Ich arbeite an meinem neuen Buch.
„Demenz und Digitales“ – wie gelingt der Spagat zwischen einem Alltag „ohne Geist“ und dem Fehlen von „Künstlicher Intelligenz“ als digitaler Helfer bei der Ewigkeitsaufgabe einer liebevollen Demenzbetreuung? Über das Menschliche, sein schleichendes Vergessen und über konkrete Utopien mit dem Einsatz von Robotern und Algorithmen fülle ich zur Zeit die Buchseiten.
Eigentlich hatte ich mir etwas ganz Anderes vorgenommen. Anfang fünfzig erwartete ich den Lebensabschnitt der Freiheit nach der Familienphase. Dann klopfte die Demenz bei zwei Angehörigen an und war gekommen, um zu bleiben. Ab jetzt beherrschte das Vergessen und das Leben „ohne Geist“ meinen Alltag. Erst schafften wir es vier Jahre lang zuhause in den eigenen vier Wänden, dann folgt der Umzug in ein Demenz-Wohnheim.

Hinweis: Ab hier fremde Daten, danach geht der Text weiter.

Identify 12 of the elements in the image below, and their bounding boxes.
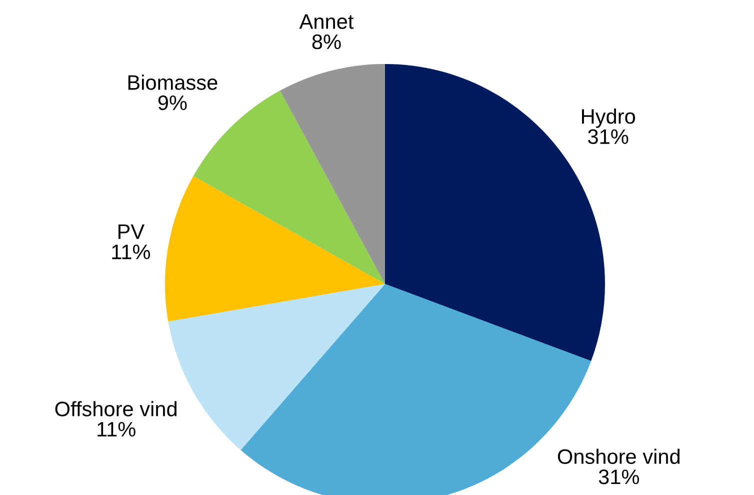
data-label: 31%	[598, 469, 640, 484]
slice-label: Offshore vind	[55, 401, 177, 416]
slice-label: Annet	[299, 14, 354, 29]
data-label: 11%	[112, 244, 150, 260]
slice-label: PV	[118, 224, 144, 239]
data-label: 11%	[98, 422, 136, 437]
slice-label: Hydro	[582, 108, 636, 128]
data-label: 31%	[588, 129, 628, 144]
data-label: 8%	[312, 34, 341, 50]
slice-label: Biomasse	[128, 74, 218, 90]
data-label: 9%	[158, 95, 187, 110]
slice-label: Onshore vind	[558, 448, 680, 464]
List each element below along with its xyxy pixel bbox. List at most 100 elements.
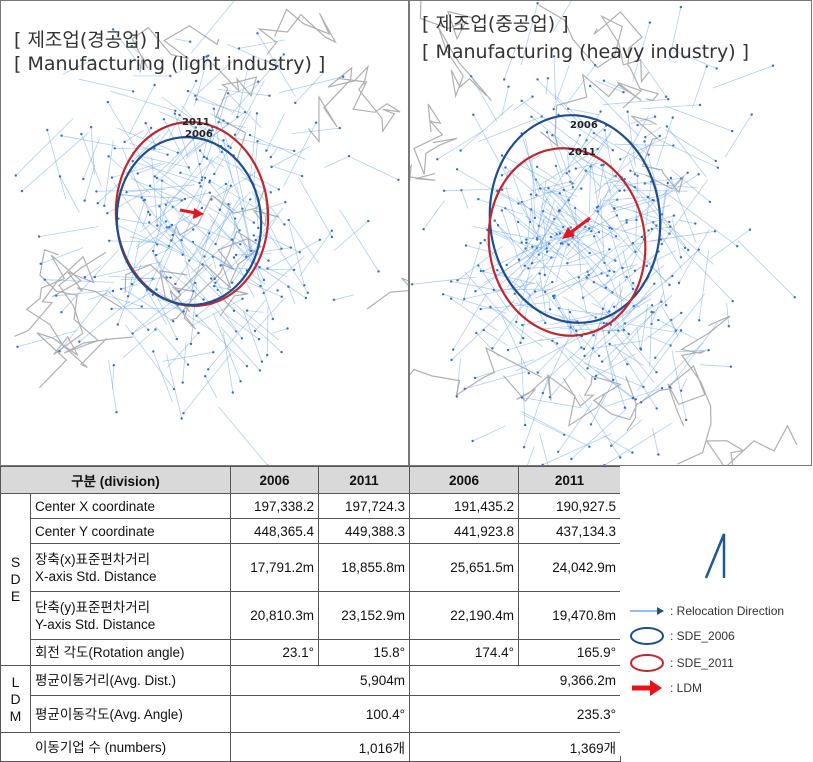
cell-value: 441,923.8 (410, 519, 519, 544)
table-row: 단축(y)표준편차거리 Y-axis Std. Distance 20,810.… (1, 592, 621, 640)
table-row: S D E Center X coordinate 197,338.2 197,… (1, 494, 621, 519)
relocation-line (657, 118, 673, 166)
ldm-letter: L (12, 674, 20, 690)
boundary-line (677, 316, 730, 464)
relocation-point (436, 158, 438, 160)
relocation-point (192, 228, 194, 230)
cell-value: 165.9° (519, 640, 621, 666)
cell-value: 22,190.4m (410, 592, 519, 640)
relocation-point (149, 214, 151, 216)
relocation-point (60, 135, 62, 137)
relocation-point (736, 245, 738, 247)
relocation-point (227, 203, 229, 205)
relocation-point (471, 440, 473, 442)
relocation-line (213, 257, 216, 269)
relocation-point (111, 176, 113, 178)
map-title-en: [ Manufacturing (light industry) ] (14, 52, 325, 77)
relocation-point (596, 206, 598, 208)
relocation-point (125, 191, 127, 193)
relocation-point (615, 235, 617, 237)
row-label-en: X-axis Std. Distance (35, 569, 157, 584)
relocation-line (221, 327, 260, 370)
legend-relocation: : Relocation Direction (628, 601, 784, 621)
relocation-point (547, 187, 549, 189)
relocation-point (633, 305, 635, 307)
relocation-point (483, 329, 485, 331)
relocation-point (107, 101, 109, 103)
relocation-point (644, 136, 646, 138)
relocation-point (484, 239, 486, 241)
relocation-point (598, 231, 600, 233)
relocation-point (195, 315, 197, 317)
relocation-line (255, 298, 285, 331)
cell-value: 191,435.2 (410, 494, 519, 519)
relocation-line (548, 348, 581, 378)
relocation-point (179, 172, 181, 174)
relocation-point (148, 221, 150, 223)
relocation-line (288, 287, 295, 304)
relocation-line (109, 156, 151, 193)
relocation-line (528, 264, 588, 269)
relocation-line (271, 148, 278, 157)
relocation-line (507, 234, 560, 288)
legend-sde-2006: : SDE_2006 (628, 626, 735, 646)
relocation-line (22, 133, 89, 192)
relocation-point (263, 279, 265, 281)
relocation-point (603, 80, 605, 82)
relocation-point (245, 256, 247, 258)
relocation-point (602, 308, 604, 310)
relocation-line (233, 219, 235, 250)
relocation-point (114, 147, 116, 149)
relocation-point (666, 125, 668, 127)
relocation-line (218, 295, 281, 352)
relocation-point (634, 173, 636, 175)
relocation-point (220, 264, 222, 266)
relocation-point (652, 199, 654, 201)
relocation-point (184, 198, 186, 200)
relocation-line (605, 130, 614, 177)
relocation-line (457, 358, 461, 396)
relocation-line (334, 221, 368, 250)
relocation-line (510, 168, 530, 222)
relocation-point (657, 319, 659, 321)
relocation-point (209, 192, 211, 194)
relocation-line (461, 190, 468, 209)
relocation-line (39, 227, 99, 237)
relocation-point (465, 244, 467, 246)
legend-relocation-label: : Relocation Direction (670, 604, 784, 618)
relocation-line (490, 307, 542, 347)
north-arrow-icon (700, 526, 730, 586)
relocation-point (608, 310, 610, 312)
relocation-point (202, 298, 204, 300)
relocation-line (537, 167, 557, 180)
relocation-point (201, 179, 203, 181)
relocation-point (234, 134, 236, 136)
table-row: 장축(x)표준편차거리 X-axis Std. Distance 17,791.… (1, 544, 621, 592)
relocation-line (710, 230, 750, 259)
relocation-point (528, 372, 530, 374)
relocation-point (294, 102, 296, 104)
relocation-point (531, 262, 533, 264)
relocation-point (589, 85, 591, 87)
relocation-point (568, 199, 570, 201)
relocation-point (558, 209, 560, 211)
relocation-point (283, 223, 285, 225)
relocation-point (592, 347, 594, 349)
row-label: Center X coordinate (31, 494, 231, 519)
relocation-point (181, 417, 183, 419)
relocation-point (168, 226, 170, 228)
relocation-point (622, 91, 624, 93)
relocation-point (141, 305, 143, 307)
relocation-point (542, 392, 544, 394)
relocation-point (284, 201, 286, 203)
relocation-point (227, 92, 229, 94)
relocation-point (698, 319, 700, 321)
relocation-point (267, 259, 269, 261)
cell-value: 9,366.2m (410, 666, 621, 696)
relocation-point (687, 172, 689, 174)
row-label-ko: 단축(y)표준편차거리 (35, 600, 150, 615)
relocation-line (516, 336, 582, 371)
relocation-line (513, 97, 532, 111)
relocation-point (46, 129, 48, 131)
relocation-line (461, 104, 514, 151)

Demenz ist Sand im Getriebe einer Gesellschaft, die sich Optimierung auf die Fahnen geschrieben hat. Der Mensch ist ein Fehler im System. Neue Entdeckungen in der Bio- , Neuro- und Informationswissenschaft sind schon jetzt in der Lage, unsere Grundannahmen bezogen auf Pflege und Altern auf den Kopf zu stellen. In meiner jahrelangen Demenzbegleitung tauchten viele Handlungsfelder auf, in denen künftig Digitales das Zepter übernehmen wird. Wird das unser Segen sein – oder werden wir unfrei und fremdgesteuert? Körperoptimierungsutopien bahnen sich ihren Weg in die Altenheime. Wir entscheiden heute darüber, wie wir selbst morgen alt werden wollen. Demenz, Künstliche Intelligenz, Roboter, Resilienz, Freiheit und Gesellschaft – alles ist mit allem vernetzt.
Hat man sich als Gesellschaft einmal auf einen solchen Weg eingelassen, entstehen Pfade der Folgewirkungen, die kaum wieder verlassen werden können. Das gilt insbesondre für die Frage des „neuen Alterns“:
Das Menschenbild wird neu geprägt. Trends wie Selbstoptimierung durch Überwachung der Vitalwerte und auch Verbesserungen des Körpers durch Prothesen und Implantate, die sogar die Denkleistung des Menschen verbessern wollen, klopfen an die Tür. Sie warten fieberhaft, dass sie die Schwelle der Marktreife übertreten dürfen. Das nennt sich dann „Der neue Mensch“ oder auch „Mensch 2.0“. Dahinter ragen Begriffe auf wie „Human Enhancement“, „Cyborg“, „Whole Brain Emulation“ „Neuro-Enhancement“ — künstliche Intelligenz und Roboter sind ihre Glaubensbekenntnisse.
Wir wohnen staunend und schweigend einem epochalen Technologiesprung bei.
Über all diese smarten Wunderwerke, dieses Kleinteilige im Alltag mit Demenzpatienten und auch über Resilienz bei pflegenden Angehörigen schreibe ich – gewohnt direkt, erwartbar gepaart mit schwarzem Humor. Unsere ganz persönliche dementielle Odyssee, ganz Privates zwischen Geist und ohne Geist und Betrachtungen zum neuen Menschen 2.0 finden sich hier verwoben zwischen den zwei Buchdeckeln.
Ich begann mit dem Schreiben an dem Tag, an dem ich mich selbst fühlte wie ein Roboter.